Nevertheless, we shall be able to discern that more than one of the most famous and hideous monsters of old classical lore originated, like the Kraken, in a knowledge by their authors of the form and habits of those strange sea-creatures, the head-footed mollusks. There can be little doubt that the octopus was the model from which the old poets and artists formed their ideas, and drew their pictures of the Lernean Hydra, whose heads grew again when cut off by Hercules; and also of the monster Scylla, who, with six heads and six long writhing necks, snatched men off the decks of passing ships and devoured them in the recesses of her gloomy cavern.

Of the Hydra Diodorus relates that it had a hundred heads; Simonides says fifty; but the generally received opinion was that of Apollodorus, Hyginus, and others, that it had only nine.

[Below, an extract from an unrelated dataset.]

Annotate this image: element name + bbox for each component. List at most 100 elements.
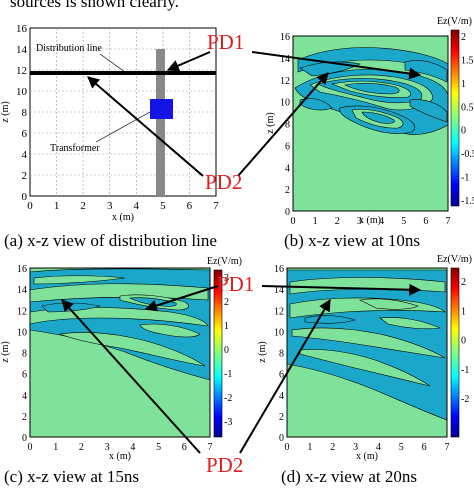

Apollodorus of Athens, son of Asclepiades, who wrote in stiff, quaint Greek about 120 B.C., gives in his 'Bibliotheca' (book ii. chapter 5, section 2) the following account of the many-headed monster. "This Hydra," he says, "nourished in the marshes of Lerne, went forth into the open country and destroyed the herds of the land. It had a huge body and nine heads, eight mortal, but the ninth immortal. Having mounted his chariot, which was driven by Iolaus, Hercules got to Lerne and stopped his horses. Finding the Hydra on a certain raised ground near the source of the Amymon, where its lair was, he made it come out by pelting it with burning missiles. He seized and stopped it, but having twisted itself round one of his feet, it struggled with him. He broke its head with his club: but that was useless; for when one head was broken two sprang up, and a huge crab helped the Hydra by biting the foot of Hercules. This he killed, and called Iolaus, who, setting on fire part of the adjoining forest, burned with torches the germs of the growing heads, and stopped their development. Having thus out-manœuvred the growing heads, he cut off the immortal head, buried it, and put a heavy stone upon it, beside the road going from Lerne to Eleonta, and having opened the Hydra, dipped his arrows in its gall."